It seems that a recurring theme of the past few parshiyos is that trouble is associated with Moshe’s use of his own da’as. We saw Miriam’s complaint about his decision to separate from his wife mida’ato, we saw the instruction of shlach lecha to send spies mida’ato, and now we have Korach claiming that everything Moshe did, from appointing Ahron and assuming leadership right down to the aseret hadibros (according to one Midrash) was all mida’ato.
Some thoughts on the opening of the parsha: I noticed a Netzi”v that fits nicely with a Radomsker discussed two years ago (wow, 2 years of blogging?). For those who were not reading back then, link is here. Korach is introduced as “ben Yitzhar ben Kehas ben Levi”, an illustriuous yichus, but a yichus which nonetheless is lacking as it omits any connection to Ya’akov. Rashi explains that Ya’akov davened not be mentioned in the context of this machlokes. Rashi’s explanation begs the question: had Ya’akov not davened, why would his name be associated with Korach? And were not Yitzhar, Kehas, and Levi also tzadikim? – why are their names associated with a rasha?
Moving on to the 250 people who joined in, I am not sure what the meaning of “anashim m’Beni Yisrael” is. Do the words “m'Bnei Yisrael” mean to suggest that they came ostensibly as representatives of the people, or to suggest that they were leaders selected from among the people perhaps randomly, but who lacked any inherent qualities of distinction? Whatever the answer, the 250 people are described as “kri’ey eidah, anshei shem”, people who held a leadership position. Why is the detail significant? Why is it important to recognize that this was a rebellion of the elite? The simple answer perhaps is that the Torah is revealing something about the ability of power to corrupt and drive men to seek even greater power and influence. It's hard to stop with a little leadership when the kehuna gedolah itself is within reach.

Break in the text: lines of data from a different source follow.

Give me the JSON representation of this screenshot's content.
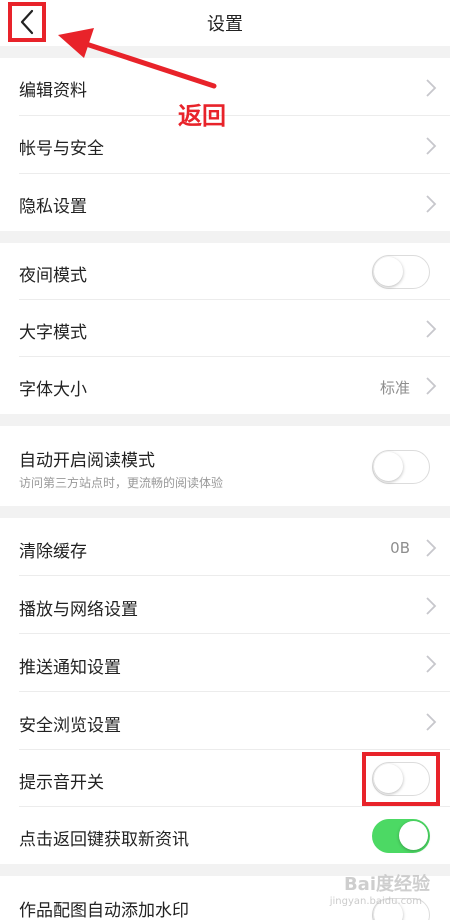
{
  "header": {
    "title": "设置",
    "back_icon": "chevron-left-icon"
  },
  "annotation": {
    "back_label": "返回",
    "color": "#e8232a"
  },
  "groups": [
    {
      "items": [
        {
          "label": "编辑资料",
          "control": "chevron"
        },
        {
          "label": "帐号与安全",
          "control": "chevron"
        },
        {
          "label": "隐私设置",
          "control": "chevron"
        }
      ]
    },
    {
      "items": [
        {
          "label": "夜间模式",
          "control": "toggle",
          "on": false
        },
        {
          "label": "大字模式",
          "control": "chevron"
        },
        {
          "label": "字体大小",
          "control": "chevron",
          "value": "标准"
        }
      ]
    },
    {
      "items": [
        {
          "label": "自动开启阅读模式",
          "sublabel": "访问第三方站点时，更流畅的阅读体验",
          "control": "toggle",
          "on": false
        }
      ]
    },
    {
      "items": [
        {
          "label": "清除缓存",
          "control": "chevron",
          "value": "0B"
        },
        {
          "label": "播放与网络设置",
          "control": "chevron"
        },
        {
          "label": "推送通知设置",
          "control": "chevron"
        },
        {
          "label": "安全浏览设置",
          "control": "chevron"
        },
        {
          "label": "提示音开关",
          "control": "toggle",
          "on": false
        },
        {
          "label": "点击返回键获取新资讯",
          "control": "toggle",
          "on": true
        }
      ]
    },
    {
      "items": [
        {
          "label": "作品配图自动添加水印",
          "control": "toggle",
          "on": false
        }
      ]
    }
  ],
  "watermark": {
    "text": "Bai度经验",
    "sub": "jingyan.baidu.com"
  },
  "colors": {
    "toggle_on": "#4cd964",
    "highlight": "#e8232a",
    "background_gap": "#f2f2f2"
  }
}
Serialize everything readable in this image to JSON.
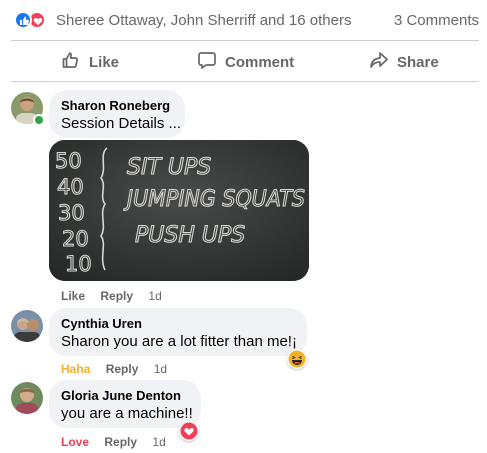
{
  "summary": {
    "reactors": "Sheree Ottaway, John Sherriff and 16 others",
    "comment_count": "3 Comments",
    "reaction_icons": [
      "like-icon",
      "love-icon"
    ]
  },
  "actions": {
    "like": "Like",
    "comment": "Comment",
    "share": "Share"
  },
  "comments": [
    {
      "author": "Sharon Roneberg",
      "text": "Session Details ...",
      "online": true,
      "photo_text": {
        "numbers": [
          "50",
          "40",
          "30",
          "20",
          "10"
        ],
        "lines": [
          "SIT UPS",
          "JUMPING SQUATS",
          "PUSH UPS"
        ]
      },
      "like_label": "Like",
      "reply_label": "Reply",
      "time": "1d"
    },
    {
      "author": "Cynthia Uren",
      "text": "Sharon you are a lot fitter than me!¡",
      "reaction_label": "Haha",
      "reaction_color": "#f7b125",
      "reply_label": "Reply",
      "time": "1d",
      "bubble_reaction": "haha-icon"
    },
    {
      "author": "Gloria June Denton",
      "text": "you are a machine!!",
      "reaction_label": "Love",
      "reaction_color": "#f33e58",
      "reply_label": "Reply",
      "time": "1d",
      "bubble_reaction": "love-icon"
    }
  ],
  "colors": {
    "like_blue": "#1877f2",
    "love_red": "#f33e58",
    "haha_yellow": "#f7b125",
    "secondary_text": "#65676b",
    "bubble_bg": "#f0f2f5",
    "online_green": "#31a24c"
  }
}
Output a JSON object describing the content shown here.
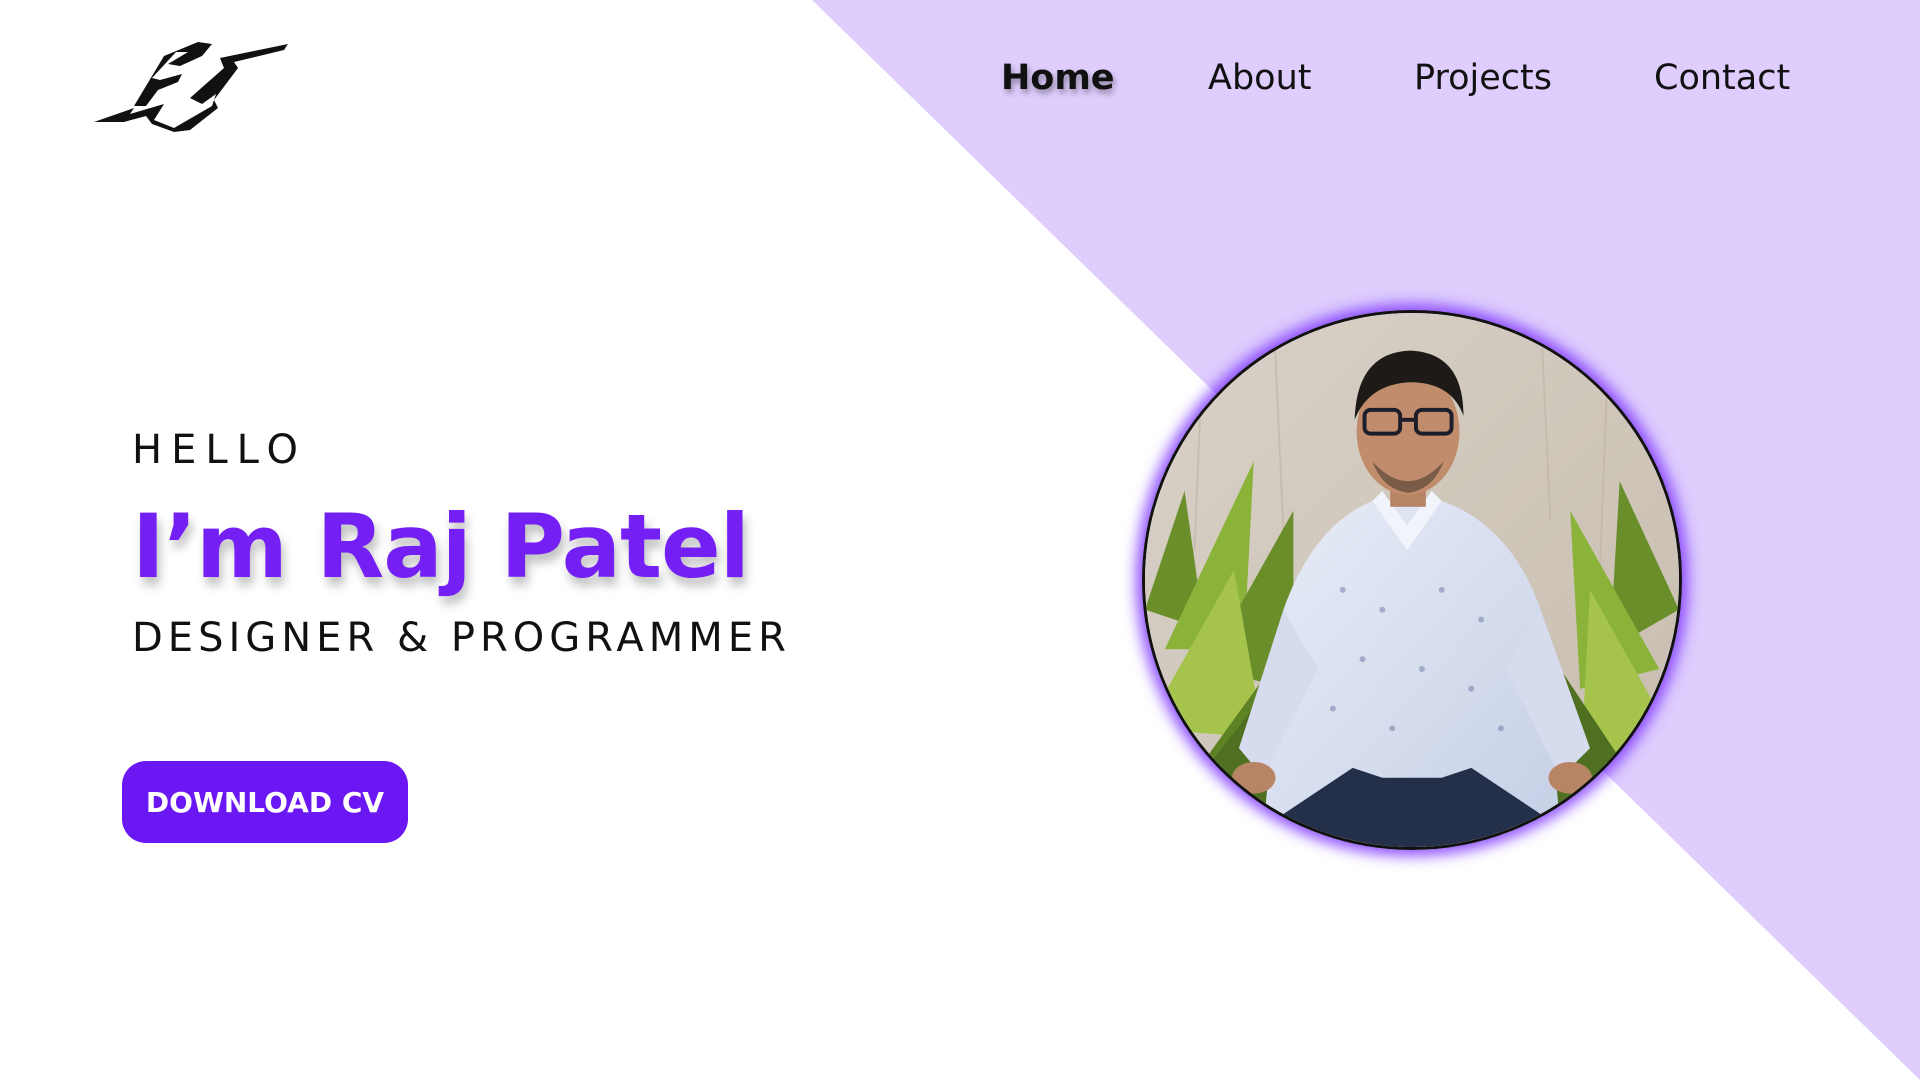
{
  "nav": {
    "items": [
      {
        "label": "Home",
        "active": true
      },
      {
        "label": "About",
        "active": false
      },
      {
        "label": "Projects",
        "active": false
      },
      {
        "label": "Contact",
        "active": false
      }
    ]
  },
  "logo": {
    "text": "RJ",
    "icon": "signature-logo"
  },
  "hero": {
    "greeting": "HELLO",
    "name": "I’m Raj Patel",
    "role": "DESIGNER & PROGRAMMER",
    "cta_label": "DOWNLOAD CV"
  },
  "profile_photo": {
    "icon": "profile-photo"
  },
  "colors": {
    "accent": "#7420f5",
    "button": "#6a17f4",
    "diagonal_panel": "#decdfd",
    "text": "#111111",
    "background": "#ffffff"
  }
}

The Netzi”v offers a different reading and sees the description as an indictment. Had this rebellion been led by outsiders upset over the trappings of leadership which Moshe took upon himself, perhaps there would be some slight justification for their complaint. But these were men in the inner circle, men who themselves were leaders and who therefore knew that leadership sometimes demands exerting authority and acting in an authoritarian role. As the Navi would later tells Shaul, “Im katan atah b’einecha, rosh shivtei yisrael atah!” And as much as Moshe’s role demanded that he express authority, he still remained the humblest of men, and those who were close to the leadership circle and saw his daily activity were in the best position to recognize that. Precisely because they were "kri’ey eidah anshei shem” were the 250 people guilty.
Korach’s yichus is also, suggests the Radomsker, an indictment. The scion of Yitzhar, Kehas, Levi - such great people - should lower himself to this? The names of his ancestors stand in condemnation of Korach, not in his praise. Yet, Ya’akov’s name is omitted. Even though Korach deserves our scorn - shem resha’im yirkav – and there is nothing wrong with castigating the likes of Korach, Ya’akov’s extraordinary tzidkus led him to pray that his name not be used for such purposes. The indictment of Korach is strong enough without the addition of the name of Ya’akov, which stands always as a source of mercy and not justice.